Marcus Smolka, professor da Universidade Cornell, nos EUA, gostaria de voltar e fazer parte de uma “reforma universitária e científica”, e queria ver mais vontade política nesse sentido.
“Tenho grande vontade de retornar ao Brasil para dividir minha experiência adquirida nos EUA e, principalmente, ajudar jovens cientistas brasileiros a fazer pesquisa cientifica competitiva de alto nível”, diz o bioquímico.
Sugestões
Afinal, que conhecimentos são esses que nossos cientistas adquirem no exterior? Que sugestões eles trazem para desenvolver a pesquisa no Brasil? Duas questões foram comuns no relato de quase todos os entrevistados: o financiamento e a burocracia.
Os cientistas ressaltam que, no Brasil, os principais centros de pesquisa são instituições públicas, o que acaba sendo uma limitação à renda.
“Nos EUA, temos mais recursos. Existem outras fontes pouco exploradas no Brasil, como parcerias com indústrias, inúmeras pequenas fundações e doações privadas”, explica Carol Marchetto, que faz pós-doutorado em neurologia no Instituto Salk.

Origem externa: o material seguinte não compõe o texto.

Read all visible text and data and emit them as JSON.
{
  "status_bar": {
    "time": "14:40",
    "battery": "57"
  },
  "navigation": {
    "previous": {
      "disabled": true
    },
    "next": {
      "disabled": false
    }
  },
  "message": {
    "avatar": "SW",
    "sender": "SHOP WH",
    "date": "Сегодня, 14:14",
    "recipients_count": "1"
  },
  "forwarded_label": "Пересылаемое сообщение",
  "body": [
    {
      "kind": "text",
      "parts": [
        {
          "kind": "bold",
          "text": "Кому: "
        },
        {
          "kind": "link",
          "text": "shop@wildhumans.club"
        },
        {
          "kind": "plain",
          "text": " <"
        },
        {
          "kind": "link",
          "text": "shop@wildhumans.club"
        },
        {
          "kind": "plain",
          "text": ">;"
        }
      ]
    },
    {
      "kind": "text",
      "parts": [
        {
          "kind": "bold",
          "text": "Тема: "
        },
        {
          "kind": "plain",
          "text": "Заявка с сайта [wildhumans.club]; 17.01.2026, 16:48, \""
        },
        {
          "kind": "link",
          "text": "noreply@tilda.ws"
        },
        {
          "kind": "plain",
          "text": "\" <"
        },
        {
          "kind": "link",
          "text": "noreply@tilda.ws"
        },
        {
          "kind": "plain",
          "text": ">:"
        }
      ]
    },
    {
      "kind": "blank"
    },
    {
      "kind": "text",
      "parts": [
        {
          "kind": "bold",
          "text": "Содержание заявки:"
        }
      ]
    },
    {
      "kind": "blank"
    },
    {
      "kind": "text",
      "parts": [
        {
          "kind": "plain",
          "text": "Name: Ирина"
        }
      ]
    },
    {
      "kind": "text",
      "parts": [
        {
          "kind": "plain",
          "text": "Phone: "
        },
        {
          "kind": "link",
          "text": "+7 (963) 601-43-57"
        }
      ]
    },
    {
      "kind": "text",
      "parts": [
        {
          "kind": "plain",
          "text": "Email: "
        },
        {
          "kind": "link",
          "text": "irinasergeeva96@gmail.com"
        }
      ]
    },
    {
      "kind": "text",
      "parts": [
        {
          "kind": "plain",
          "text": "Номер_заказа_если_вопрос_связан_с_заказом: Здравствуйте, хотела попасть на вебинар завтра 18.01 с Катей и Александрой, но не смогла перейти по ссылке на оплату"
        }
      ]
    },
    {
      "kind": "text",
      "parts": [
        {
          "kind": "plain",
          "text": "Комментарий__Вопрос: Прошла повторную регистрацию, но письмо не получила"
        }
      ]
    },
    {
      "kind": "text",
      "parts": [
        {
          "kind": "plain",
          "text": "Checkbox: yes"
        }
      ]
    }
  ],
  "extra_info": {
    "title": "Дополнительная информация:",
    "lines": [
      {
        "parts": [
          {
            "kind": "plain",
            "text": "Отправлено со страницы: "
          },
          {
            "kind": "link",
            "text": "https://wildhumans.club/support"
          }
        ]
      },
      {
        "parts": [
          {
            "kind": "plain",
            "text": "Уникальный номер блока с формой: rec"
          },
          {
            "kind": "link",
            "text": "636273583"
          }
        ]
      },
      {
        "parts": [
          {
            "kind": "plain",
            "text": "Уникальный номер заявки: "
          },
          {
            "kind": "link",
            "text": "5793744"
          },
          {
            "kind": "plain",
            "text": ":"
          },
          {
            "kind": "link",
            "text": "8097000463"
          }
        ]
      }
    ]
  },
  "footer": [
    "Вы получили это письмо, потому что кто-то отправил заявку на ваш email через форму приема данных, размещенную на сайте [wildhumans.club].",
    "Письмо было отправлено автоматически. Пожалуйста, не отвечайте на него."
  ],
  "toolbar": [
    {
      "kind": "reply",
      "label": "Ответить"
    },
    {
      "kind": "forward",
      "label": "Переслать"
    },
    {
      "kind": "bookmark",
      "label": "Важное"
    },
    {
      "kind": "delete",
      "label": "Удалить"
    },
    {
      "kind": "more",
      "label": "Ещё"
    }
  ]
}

As pequenas fundações citadas por Marchetto são, muitas vezes, organizações não governamentais sem fins lucrativos. Cassiano Carromeu conta que recebe uma bolsa da Fundação Internacional da Síndrome de Rett para estudar a doença, que é um tipo grave de autismo.
O melhor financiamento ajuda a pesquisa como um todo. “Isto significa que o número de pesquisadores é maior e se tem mais dinheiro”, aponta Sandra Mirandola.
Mais dinheiro não é sinônimo de melhores salários. Em geral, os entrevistados consideram que um cientista pertence à classe média tanto no Brasil, quanto na Europa ou nos EUA, ganhando menos que um executivo, por exemplo.
O que os pesquisadores pedem é mais verbas para pesquisa e mais liberdade no uso delas.
“A quantidade de dinheiro oferecida por estas entidades é geralmente maior nos EUA quando comparada ao Brasil, mas a maior diferença está na flexibilidade em como o pesquisador aqui nos EUA pode usar o dinheiro. Por exemplo, aqui nos EUA é possível usar o dinheiro destes auxílios para diretamente pagar pessoal – como doutorandos e pós-doutorandos”, exemplifica Marcus Smolka.
“No Brasil, é bem mais complicado, pois o auxilio conseguido pelo pesquisador não pode ser usado para pagamento de doutorandos e pós-doutorandos, sendo necessária submissão de pedidos de bolsas por vias independentes. Isto acaba travando a capacidade do pesquisador brasileiro de contratar pessoas no laboratório”, conclui o professor de bioquímica e biologia molecular.
Além do apoio de outros pesquisadores, os cientistas falam da importância do auxílio na burocracia, para que o foco fique apenas nos estudos, sem sobrecarga de funções.
“Os institutos aqui fora contam com profissionais especializados em diversas áreas para suprir as necessidades da rotina. Temos administradores responsáveis pelo fluxo de dinheiro, biólogos para implementar segurança nos laboratórios, outros responsáveis pela comprar dos insumos, tudo é otimizado. No Brasil, o docente tem que fazer o papel de pesquisador-administrador, mesmo não sabendo administrar”, acrescenta Sandra Mirandola.